5. это я — дохлый эдичка
Сегодня по всей стране был объявлен траур — умер великий писатель Эдик Лимонов…
Хотя, естественно, я не имел права называть его Эдиком. Во-первых, мы были с ним даже не знакомы, а во-вторых, в обществе так заведено, что к старшим надо обращаться по имени-отчеству.
Я нагуглил его отчество, встал перед зеркалом и произнёс писклявым дрожащим голосом, не сдерживая слёз: «Всеми любимый Эдуард Вениаминович сдох! Скорбим и помним… АААААА!» — я зарыдал.
Конечно, я не читал его книг. Я даже скажу больше — я вообще не читал книг. Ну разве что «Дядю Стёпу», но мне его мама читала вслух, когда я был маленьким, так что это не считается, потому что я только картинки из книги помню — как дядя Стёпа поднимает с моста бабку, профессионально прикидывается семафором и как его сынишка идёт в поход и пиздует впереди всех, волоча на себе рюкзак неебических размеров, в котором наверняка находилась та самая бабка, которая едва не взъебнула на льдине догонять Рауля Амундсена, Игоря Дятлова и Дмитрия Шпаро.
Так вот, я не читал его книг, но считал, что просто обязан проститься с писателем. И я пошёл на похороны.
Как я и ожидал, народа там было до хуя и больше. Все были одеты в чёрное и плакали, не стыдясь своих эмоций. Я тоже сделал грустное ебло и слегка намочил глаза, чтоб тушь растеклась.
Я стал протискиваться ближе к гробу, надеясь, что мне удастся хотя бы просто дотронуться до мёртвого поэта. Конечно, таланта это не добавит, но уверенности в себе — ещё как.
Пытаясь продвинуться к телу, я осознал, что чувствую себя неловко не только потому, что я никогда не читал Лимонова, но ещё и потому, что я никого здесь не знал.
Первый пункт прямо сейчас навёрстывать было глупо, это понятно, и я решил начать с конца — стал подходить к кучкам людей, которые что-то обсуждали, и разговаривать с ними, прикидываясь, что я очень хорошо знал покинувшего нас мэтра.
— Помню, когда мы были мелкими, я часто дразнил его «Эдик — педик», он злился и постоянно бегал за мной, пытаясь догнать и ударить, но у него ничего не получалось, потому что он бегал хуже меня.

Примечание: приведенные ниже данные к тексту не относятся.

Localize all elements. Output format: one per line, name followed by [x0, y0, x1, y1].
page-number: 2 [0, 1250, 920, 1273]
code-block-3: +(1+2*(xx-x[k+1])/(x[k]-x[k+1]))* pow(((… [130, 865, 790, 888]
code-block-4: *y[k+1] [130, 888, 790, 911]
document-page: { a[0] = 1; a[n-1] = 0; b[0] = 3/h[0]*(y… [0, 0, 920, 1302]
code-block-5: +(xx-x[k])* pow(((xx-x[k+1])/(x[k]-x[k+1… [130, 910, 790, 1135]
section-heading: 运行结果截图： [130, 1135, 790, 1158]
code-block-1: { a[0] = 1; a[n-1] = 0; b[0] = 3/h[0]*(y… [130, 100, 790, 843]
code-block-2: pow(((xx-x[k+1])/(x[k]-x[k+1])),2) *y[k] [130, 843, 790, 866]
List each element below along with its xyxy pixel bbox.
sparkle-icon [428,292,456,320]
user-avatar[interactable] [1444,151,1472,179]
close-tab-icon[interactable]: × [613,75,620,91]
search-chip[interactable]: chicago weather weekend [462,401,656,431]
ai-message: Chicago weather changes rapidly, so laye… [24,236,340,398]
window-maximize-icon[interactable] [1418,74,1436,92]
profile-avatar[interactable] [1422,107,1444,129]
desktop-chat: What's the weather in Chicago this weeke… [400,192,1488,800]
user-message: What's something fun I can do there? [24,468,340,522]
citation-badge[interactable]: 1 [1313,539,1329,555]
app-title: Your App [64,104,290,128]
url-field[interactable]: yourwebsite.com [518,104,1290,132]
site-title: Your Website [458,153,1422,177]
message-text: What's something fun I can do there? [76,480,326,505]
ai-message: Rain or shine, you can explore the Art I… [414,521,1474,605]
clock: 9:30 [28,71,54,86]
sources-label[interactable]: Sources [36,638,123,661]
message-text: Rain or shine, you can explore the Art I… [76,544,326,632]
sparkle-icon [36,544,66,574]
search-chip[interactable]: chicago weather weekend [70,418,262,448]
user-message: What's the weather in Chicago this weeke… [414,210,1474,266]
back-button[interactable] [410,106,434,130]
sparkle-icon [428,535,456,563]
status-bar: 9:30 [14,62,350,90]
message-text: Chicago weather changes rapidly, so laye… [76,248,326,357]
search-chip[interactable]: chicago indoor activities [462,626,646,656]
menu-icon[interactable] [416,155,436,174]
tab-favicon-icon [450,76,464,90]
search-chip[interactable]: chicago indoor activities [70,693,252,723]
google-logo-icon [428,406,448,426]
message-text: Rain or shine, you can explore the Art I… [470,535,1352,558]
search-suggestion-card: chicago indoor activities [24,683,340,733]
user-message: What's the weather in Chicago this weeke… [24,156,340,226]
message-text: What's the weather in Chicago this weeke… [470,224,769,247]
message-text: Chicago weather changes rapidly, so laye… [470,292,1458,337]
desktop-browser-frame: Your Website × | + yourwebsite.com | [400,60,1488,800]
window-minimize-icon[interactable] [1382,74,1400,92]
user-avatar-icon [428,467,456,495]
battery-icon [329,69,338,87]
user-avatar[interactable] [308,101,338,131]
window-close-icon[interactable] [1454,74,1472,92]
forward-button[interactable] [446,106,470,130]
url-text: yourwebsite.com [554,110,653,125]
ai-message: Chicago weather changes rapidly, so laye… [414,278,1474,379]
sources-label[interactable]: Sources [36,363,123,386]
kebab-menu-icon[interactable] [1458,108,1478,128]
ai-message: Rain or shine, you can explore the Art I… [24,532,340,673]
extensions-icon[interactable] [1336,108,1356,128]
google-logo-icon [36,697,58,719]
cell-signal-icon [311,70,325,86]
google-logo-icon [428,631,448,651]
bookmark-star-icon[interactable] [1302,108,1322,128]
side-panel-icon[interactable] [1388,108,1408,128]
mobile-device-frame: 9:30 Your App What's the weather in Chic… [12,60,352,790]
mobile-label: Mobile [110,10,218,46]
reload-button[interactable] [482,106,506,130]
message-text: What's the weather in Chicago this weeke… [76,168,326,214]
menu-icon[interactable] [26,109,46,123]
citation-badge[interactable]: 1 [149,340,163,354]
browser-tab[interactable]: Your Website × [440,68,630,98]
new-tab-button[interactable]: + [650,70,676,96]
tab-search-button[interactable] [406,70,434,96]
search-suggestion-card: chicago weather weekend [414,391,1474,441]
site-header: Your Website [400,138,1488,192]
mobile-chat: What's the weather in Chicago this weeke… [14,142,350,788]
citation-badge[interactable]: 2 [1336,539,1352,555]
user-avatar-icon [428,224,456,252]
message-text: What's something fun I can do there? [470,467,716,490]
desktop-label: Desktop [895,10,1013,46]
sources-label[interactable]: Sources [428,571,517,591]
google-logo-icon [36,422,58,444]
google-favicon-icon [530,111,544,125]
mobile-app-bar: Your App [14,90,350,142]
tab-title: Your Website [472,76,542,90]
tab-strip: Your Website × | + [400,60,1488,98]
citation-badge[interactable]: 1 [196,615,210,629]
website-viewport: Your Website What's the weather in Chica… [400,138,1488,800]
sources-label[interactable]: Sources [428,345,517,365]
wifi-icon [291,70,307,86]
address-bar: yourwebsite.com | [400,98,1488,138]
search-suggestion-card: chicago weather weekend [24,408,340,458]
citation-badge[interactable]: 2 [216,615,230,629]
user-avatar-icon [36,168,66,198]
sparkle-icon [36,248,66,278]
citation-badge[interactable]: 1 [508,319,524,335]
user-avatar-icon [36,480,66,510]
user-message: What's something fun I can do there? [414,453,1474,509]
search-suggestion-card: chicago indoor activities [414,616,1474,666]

Потом он вырос и стал великим писателем с большой буквы, а я… так и остался мелким, — говорил я каким-то скорбящим тёткам.
— Впервые я увидел его в восемьдесят втором, он тогда преподавал политэкономию на кафедре политологии в Литературно-Гуманитарном Большевистском Техникуме. А я был его студентом. И он зашёл в аудиторию, поздоровался с нами и записал на доске своё имя «Эдуард Вениаминович», а потом посмотрел мне в глаза и сказал: «Но вы, молодой человек, можете звать меня Педуард Витаминович». Таким я его и запомнил, — говорил я пожилым представительным дядям в чёрных костюмах.
— Во Франции у меня было своё маленькое издательство «Пиздуа», и Эдя однажды принёс мне две свои вещи про советскую власть. Одна называлась «Свиньё», а вторая, как сейчас помню, «Лё залупа́». И я прочитал их взахлёб и понял, что ничего лучше этого я никогда не читал. И, разумеется, я решил их издать и напечатал. Но, когда вышла книга, я вдруг обнаружил, что издательство обанкротилось. И, чтоб не умереть с голода, мы с Эдей съели весь тираж. Я с теплотой вспоминаю то время, — говорил я на камеру какой-то съёмочной группе.
Но люди, которым я искренне рассказывал истории из жизни Лимонова, смотрели на меня, как на конченого говномеса, и не хотели со мной общаться, не веря ни единому моему слову. И это странно, ведь, как известно, главное — поверить в свой пиздёж. А я верил во всё, что говорил этим убитым горем людям.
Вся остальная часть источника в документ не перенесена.